Redefining the Work Ethic
For Boomers and Gen X, work ethic meant endurance and obedience. Gen Z measures it differently: impact over hours, purpose over prestige, balance over burnout. Brian, a 25-year-old Nairobi software developer, left a multinational firm not because the work was hard but because it dismissed remote work or flexible hours. Now freelancing for global clients, he often works longer hours on his terms. “For my parents, success was a lifelong job,” he says. “For me, it’s work that doesn’t crush my spirit.”
A Broken System, Not Broken Youth
The real issue isn’t Gen Z it’s the systems they navigate. Africa’s labor markets are brutal: Nigeria’s youth unemployment hovers at 33%, South Africa’s at 44.6% in 2024 among the world’s highest. Underfunded universities and economies favoring connections over merit stack the odds against young people. Labeling them lazy isn’t just wrong; it’s cruel.
Employers often cling to outdated practices. Presenteeism valuing face time over productivity persists. Side hustles are misread as disloyalty rather than entrepreneurial drive. Mentorship is promised but rarely delivered. “When nearly half your youth are jobless,” a South African strategist says, “the system, not the kids, is failing.”
A Path Forward
Unlocking Gen Z’s potential demands shared effort. Employers must embrace flexibility, clear growth paths, and mental health support. Universities need curricula that prioritize career readiness. Policymakers should back sustained, data-driven youth employment programs, not fleeting initiatives. And Gen Z must step up too showing accountability, communicating clearly, and staying adaptable.
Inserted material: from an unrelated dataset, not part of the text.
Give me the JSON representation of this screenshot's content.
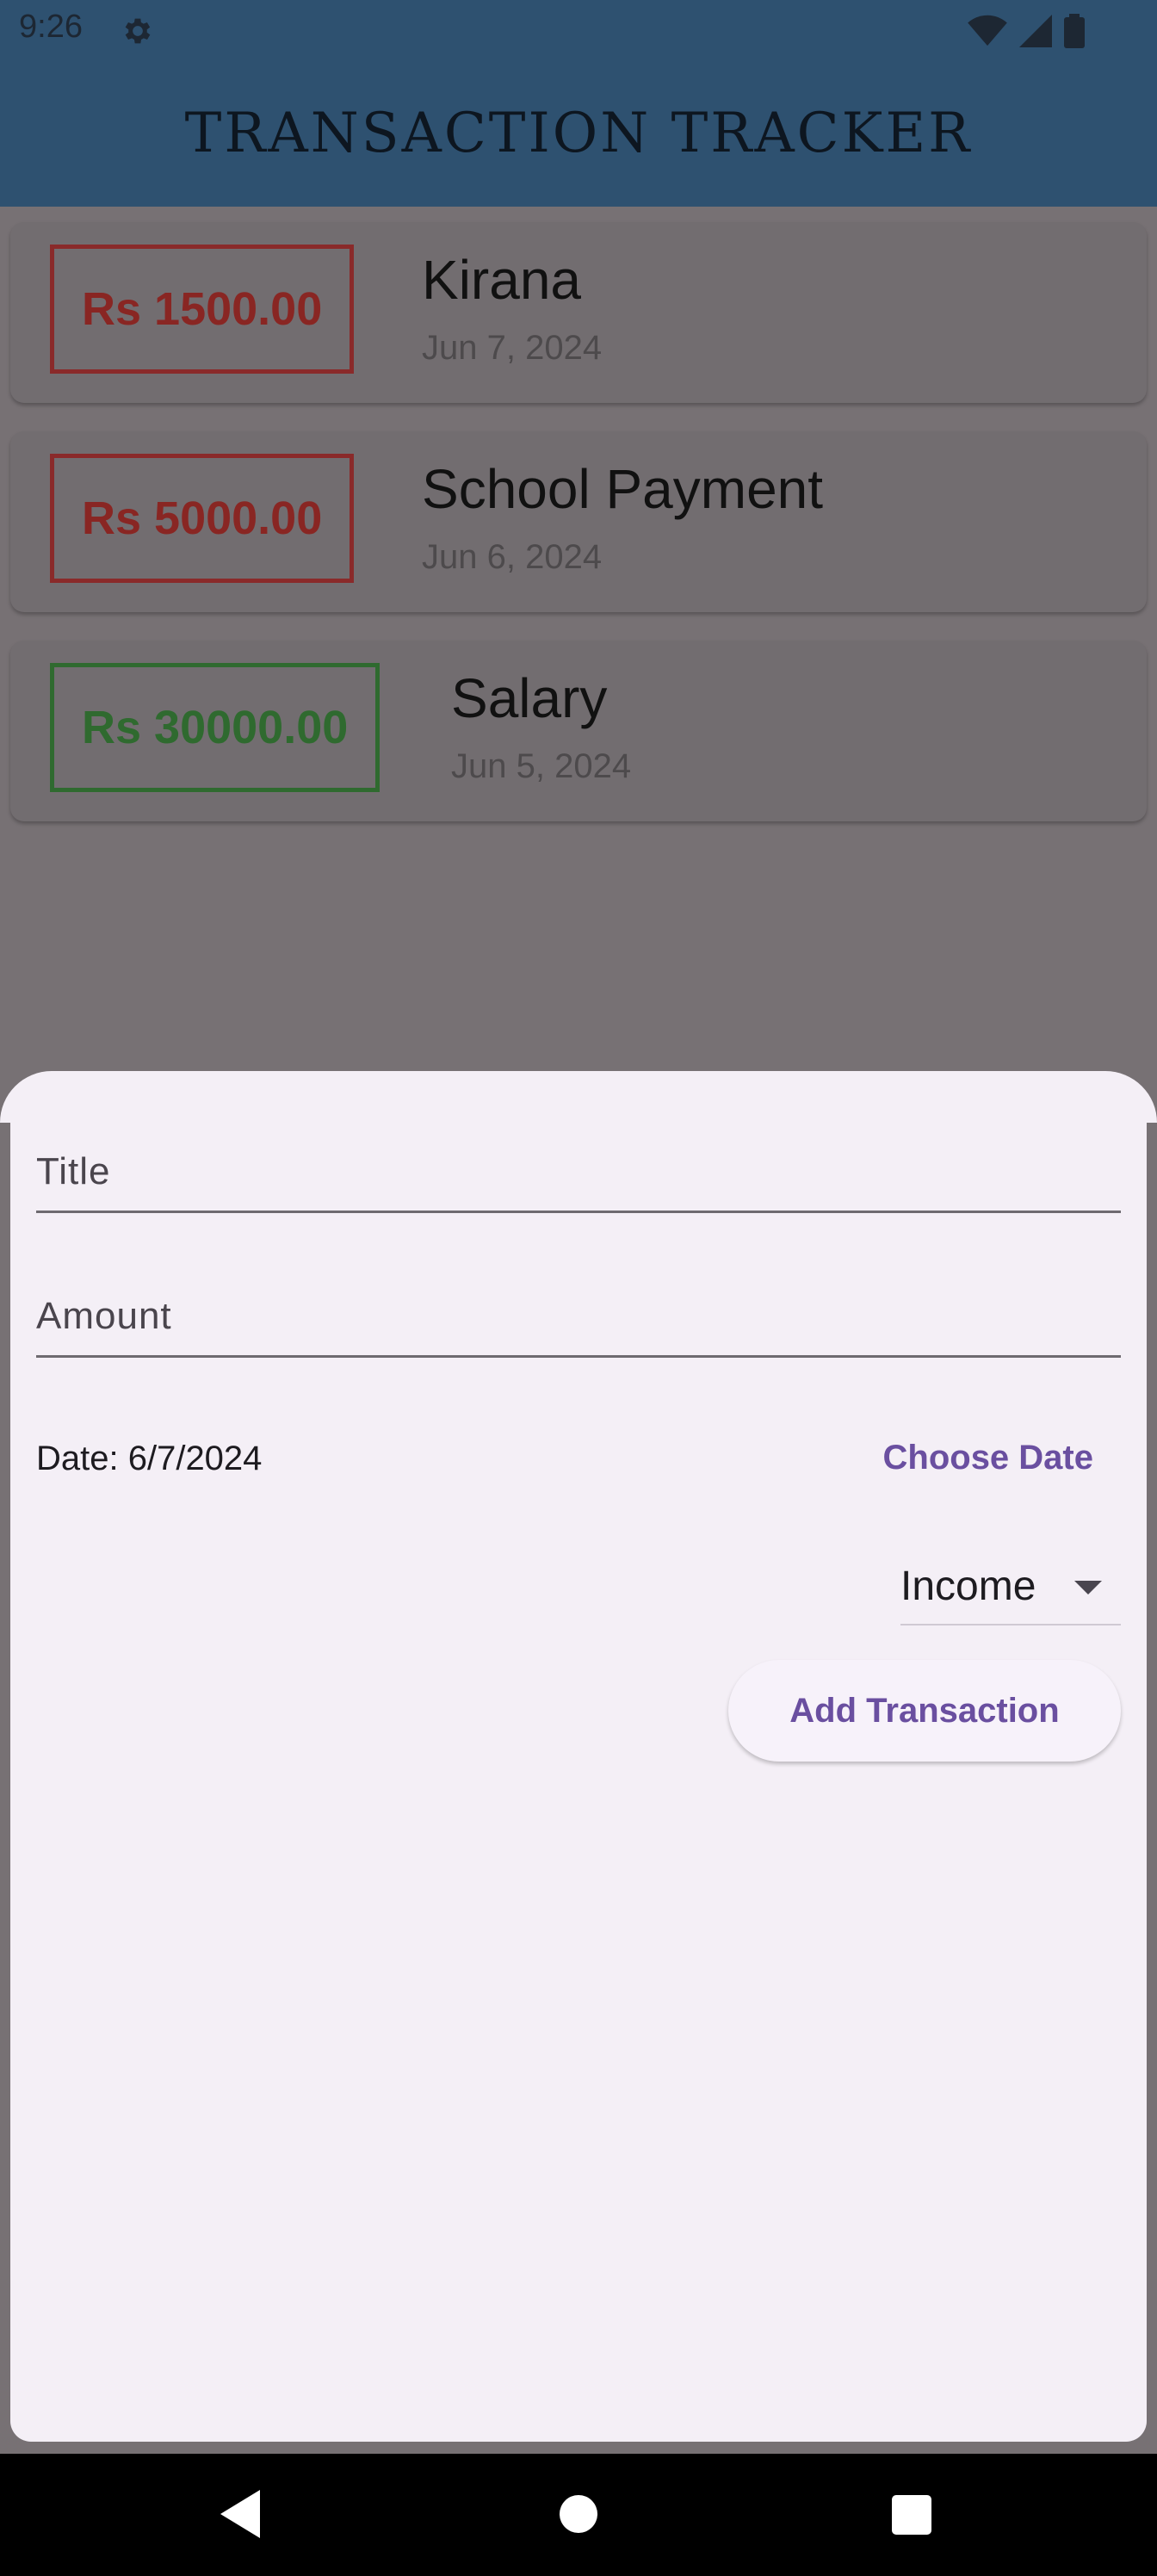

For older generations, the task is to swap judgment for mentorship, frustration for curiosity. Gen Z isn’t the problem they’re a generation bold enough to demand better and creative enough to build it.
Not Lazy, Just Different
The “lazy” label crumbles under scrutiny. Gen Z is ambitious, juggling side hustles while navigating structural barriers. They’re pragmatic, redefining success in a world that often fails them. To dismiss them is to ignore their resilience.
The question isn’t whether Gen Z has a work ethic. It’s whether workplaces, policies, and societies will evolve to meet them where they are.